The annual ritual of the President's State of the Union Address took place last night. There are few settings more solemn in our casual culture. And it is certainly one of the best opportunities a President gets to address the nation about his priorities and vision. 

The President did that last night. He did it better than some Sate of the Union speeches I can recall. Perhaps more to the point, he did it better than he has done in recent months. It is indeed one of the more perplexing characteristics of this particular president that, despite evident oratorical talent, he has seemed so ineffective at articulating a positive vision for his administration and, long-term, for America.

The State of the Union is ostensibly an address to the Congress - a report "on the state of the union" and recommendations for legislation. In format, it is the American version of the Throne speeches that punctuate the political calendar in parliamentary systems. Of course, from Jefferson through Taft, presidents eschewed the monarchical trappings of such an event and sent their message to the Congress in writing. Then Wilson restored the in-person, monarchical aspect of the event. Then Lyndon Johnson moved it from its traditional noon hour to evening, thus transforming it from an address to Congress to an address over the heads of Congress to the nation at large. Given the sad state of contemporary congressional governance, that may be a development any contemporary president must surely appreciate. That gerrymandered institution may make a good ceremonial backdrop for the State of the Union, but it has little to offer the nation but continued and growing disunion.
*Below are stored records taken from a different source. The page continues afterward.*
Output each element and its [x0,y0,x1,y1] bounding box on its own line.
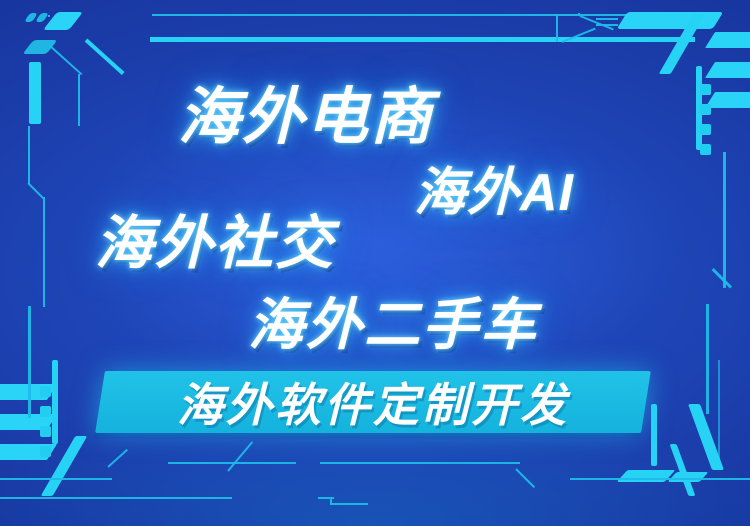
tl-slab-2 [23,40,58,54]
br-foot-b [667,472,708,482]
tl-diag-inner [85,39,125,75]
headline-used-cars: 海外二手车 [248,280,538,361]
top-rail-node [578,13,580,15]
tr-stripes [704,24,750,134]
bc-line-6 [318,497,334,499]
tr-trace-long [706,304,709,414]
bc-line-3 [0,497,232,499]
top-rail-thick [150,37,695,42]
tr-trace-vert [723,152,726,288]
top-rail-stem [556,14,558,42]
tl-trace-down [28,126,30,184]
tr-trace-thin [718,360,720,464]
bl-dots [40,386,51,457]
tl-trace-long [43,197,45,307]
br-foot-a [617,470,676,482]
bl-bracket-vert [52,360,58,444]
bc-line-1 [0,478,112,480]
bc-elbow-3 [515,468,535,488]
top-rail-thin [152,14,697,16]
br-bar-c [651,404,657,466]
bc-elbow-1 [107,449,128,468]
tl-diag-outer [48,44,82,75]
tr-bracket-vert [696,66,702,150]
headline-ecommerce: 海外电商 [178,66,434,156]
headline-social: 海外社交 [95,196,335,280]
top-rail-tick-b [596,24,618,26]
br-bar-b [670,444,696,496]
bc-step [330,499,332,505]
top-rail-tab [617,12,724,29]
bc-line-2 [168,462,296,464]
top-rail-diag-b [562,28,596,43]
bc-line-4 [320,462,520,464]
top-rail-tick-a [596,18,618,20]
tr-bracket-diag [659,14,706,74]
tr-dots [700,84,711,155]
bl-bracket-diag [41,436,88,496]
cta-banner-label: 海外软件定制开发 [100,371,646,433]
bc-elbow-2 [227,441,253,471]
bc-line-7 [330,503,368,505]
headline-ai: 海外AI [414,150,574,225]
tl-trace-elbow [27,182,44,199]
promo-banner-canvas: 海外电商 海外AI 海外社交 海外二手车 海外软件定制开发 [0,0,750,526]
tl-slab-1 [43,12,83,30]
top-rail-diag-a [580,15,614,30]
bc-line-5 [570,478,750,480]
tl-node [48,15,50,17]
tl-tick-2 [35,13,49,22]
br-bar-a [688,404,724,470]
bl-trace-vert [28,306,31,418]
tl-vertical-bar [29,62,41,124]
tr-trace-elbow [712,268,733,289]
tl-tick-1 [24,13,38,22]
tl-vert-outer [78,74,80,126]
bl-stripes [0,384,56,494]
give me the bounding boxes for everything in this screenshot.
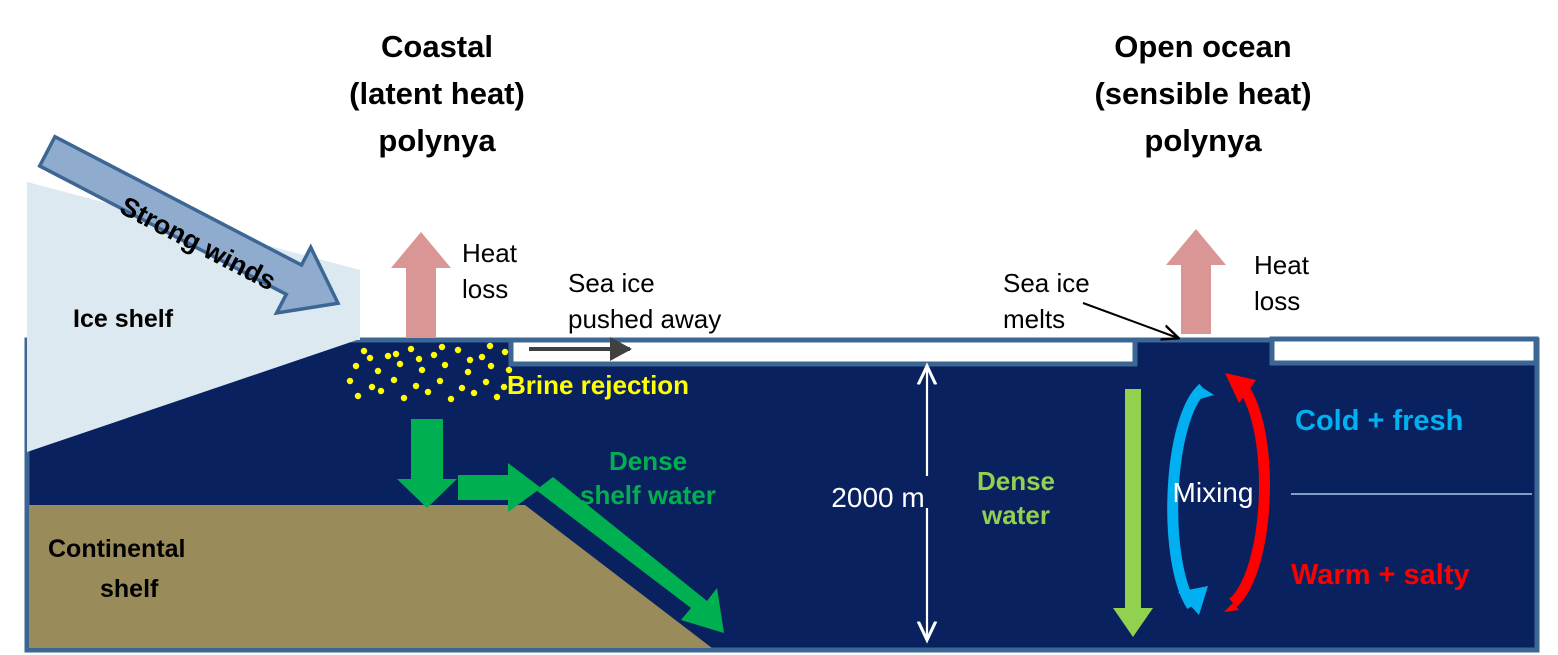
dense-shelf-water-label-line1: Dense [609, 446, 687, 476]
heat-loss-right-label-line2: loss [1254, 286, 1300, 316]
dense-water-label-line1: Dense [977, 466, 1055, 496]
diagram-canvas: Continental shelf Ice shelf [0, 0, 1558, 655]
sea-ice-pushed-label-line1: Sea ice [568, 268, 655, 298]
title-left-line3: polynya [378, 123, 496, 158]
title-right-group: Open ocean (sensible heat) polynya [1094, 29, 1311, 158]
heat-loss-right-group: Heat loss [1166, 229, 1310, 334]
continental-shelf-label-line1: Continental [48, 535, 186, 563]
title-left-line1: Coastal [381, 29, 493, 64]
warm-salty-label: Warm + salty [1291, 559, 1470, 591]
sea-ice-pushed-away-group: Sea ice pushed away [568, 268, 721, 334]
sea-ice-melts-pointer [1083, 303, 1178, 338]
heat-loss-left-label-line2: loss [462, 274, 508, 304]
polynya-cross-section-svg: Continental shelf Ice shelf [0, 0, 1558, 655]
depth-scale-label: 2000 m [831, 482, 924, 513]
sea-ice-group [511, 339, 1536, 364]
heat-loss-right-label-line1: Heat [1254, 250, 1310, 280]
continental-shelf-label-line2: shelf [100, 575, 159, 603]
title-left-line2: (latent heat) [349, 76, 525, 111]
heat-loss-left-label-line1: Heat [462, 238, 518, 268]
heat-loss-right-arrow [1166, 229, 1226, 334]
cold-fresh-label: Cold + fresh [1295, 405, 1463, 437]
brine-rejection-label: Brine rejection [507, 370, 689, 400]
dense-water-label-line2: water [981, 500, 1050, 530]
sea-ice-melts-label-line2: melts [1003, 304, 1065, 334]
mixing-label: Mixing [1173, 477, 1254, 508]
heat-loss-left-group: Heat loss [391, 232, 518, 338]
ice-shelf-label: Ice shelf [73, 305, 174, 333]
sea-ice-pushed-label-line2: pushed away [568, 304, 721, 334]
title-right-line3: polynya [1144, 123, 1262, 158]
sea-ice-melts-group: Sea ice melts [1003, 268, 1178, 338]
sea-ice-slab-right [1272, 339, 1536, 363]
heat-loss-left-arrow [391, 232, 451, 338]
sea-ice-slab-left [511, 340, 1135, 364]
title-right-line1: Open ocean [1114, 29, 1291, 64]
dense-shelf-water-label-line2: shelf water [580, 480, 716, 510]
title-right-line2: (sensible heat) [1094, 76, 1311, 111]
sea-ice-melts-label-line1: Sea ice [1003, 268, 1090, 298]
title-left-group: Coastal (latent heat) polynya [349, 29, 525, 158]
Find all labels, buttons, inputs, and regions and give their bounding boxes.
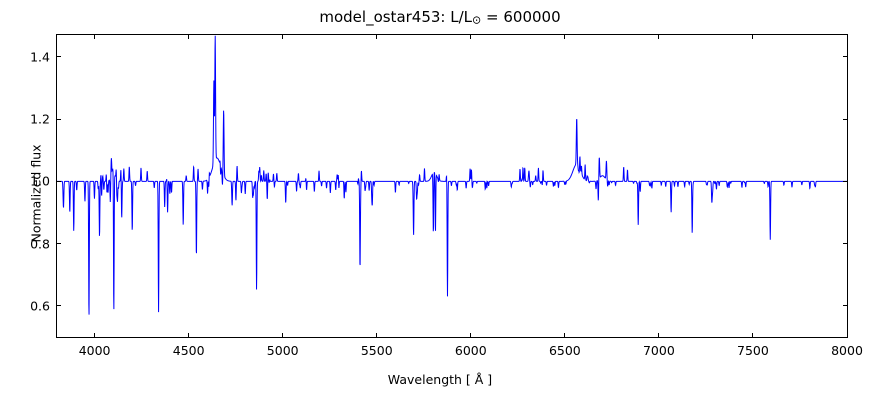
x-tick-mark (470, 333, 471, 337)
x-tick-mark (564, 35, 565, 39)
x-tick-label: 5500 (361, 343, 393, 358)
x-tick-mark (376, 333, 377, 337)
y-tick-mark (57, 243, 61, 244)
x-tick-mark (470, 35, 471, 39)
chart-title-suffix: = 600000 (481, 8, 560, 26)
x-tick-mark (847, 333, 848, 337)
x-tick-label: 8000 (831, 343, 863, 358)
plot-area (56, 34, 848, 338)
x-tick-mark (188, 333, 189, 337)
x-tick-label: 7000 (643, 343, 675, 358)
x-tick-label: 6500 (549, 343, 581, 358)
spectrum-line-series (57, 35, 847, 337)
x-tick-label: 7500 (737, 343, 769, 358)
x-tick-label: 5000 (267, 343, 299, 358)
y-tick-mark (843, 56, 847, 57)
chart-title: model_ostar453: L/L⊙ = 600000 (0, 8, 880, 27)
x-tick-label: 4000 (79, 343, 111, 358)
x-tick-mark (282, 35, 283, 39)
y-tick-mark (57, 305, 61, 306)
x-tick-mark (376, 35, 377, 39)
spectrum-figure: model_ostar453: L/L⊙ = 600000 4000450050… (0, 0, 880, 400)
x-tick-mark (282, 333, 283, 337)
y-tick-mark (843, 119, 847, 120)
x-tick-mark (752, 35, 753, 39)
x-tick-label: 4500 (173, 343, 205, 358)
x-tick-mark (188, 35, 189, 39)
y-tick-mark (843, 305, 847, 306)
x-tick-mark (658, 35, 659, 39)
y-axis-label: Normalized flux (29, 114, 44, 274)
solar-symbol-icon: ⊙ (472, 14, 481, 27)
y-tick-label: 1.4 (14, 49, 50, 64)
x-tick-mark (658, 333, 659, 337)
y-tick-mark (57, 119, 61, 120)
x-tick-mark (564, 333, 565, 337)
x-axis-label: Wavelength [ Å ] (0, 372, 880, 387)
x-tick-label: 6000 (455, 343, 487, 358)
x-tick-mark (94, 333, 95, 337)
y-tick-label: 0.6 (14, 298, 50, 313)
x-tick-mark (752, 333, 753, 337)
x-tick-mark (94, 35, 95, 39)
x-tick-mark (847, 35, 848, 39)
y-tick-mark (57, 181, 61, 182)
y-tick-mark (57, 56, 61, 57)
chart-title-prefix: model_ostar453: L/L (319, 8, 472, 26)
y-tick-mark (843, 181, 847, 182)
y-tick-mark (843, 243, 847, 244)
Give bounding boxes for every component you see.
"The shadow of crisis has passed and the state of the union is strong." Such was the theme of the first part of the President's address. he rightly rejoiced - and invited us to rejoice - in the growing economy that is creating jobs at the fastest pace since the end of the last century. And there can be no doubt that the economy has definitely been getting stronger and stronger - especially in comparison with the much more static European economies. Of course, in today's polarized political climate, with an incorrigible opposition to whom facts do not matter much, such good news must seem to many as bad news - as reflected in the stony silence of the opposition party, led by their Speaker who seemed demonstrably miserable most of the evening.

I'm not sure how I feel about the new language of "middle class economics," but it was refreshing to hear the President take ownership of the benefits of the Affordable Care Act for so many formerly uninsured Americans, to hear him emphasize the need to make working families feel more secure, and to acknowledge that no challenge poses a greater threat to future generations than climate change. 

The persistent problem, however, is that, despite evident improvement in economic growth, the benefits of this improving economic situation have hardly been broadly shared in our society. When the President asked, "Will we accept an economy where only a few of us do spectacularly well," we all understand that it is the opposition party that is being tagged. The fact remains, however, that it has consistently been the case since the Reagan years that income inequality has grown and that the gap between the 1% and the have-not 99% has become an established fact of our tarnished social structure. That fact alone accounts, I fear, for a large part of the sadness and cynicism that continues to grown and to corrode what little is left of our once vibrant American civic culture.

It is against that background that I heard the latter part of the President's speech, which tried to recover the idealistic imagery of his initial appearance on the national scene. The President may sincerely believe in the possibility of overcoming the many divisions that continue to bedevil our society. But it is hard to see how that can happen, both because of the ideological polarization that the Congress so perfectly, if pointlessly,  represents and because of the evident failure (economically and otherwise) of the American dream since the politically and morally calamitous 1980s.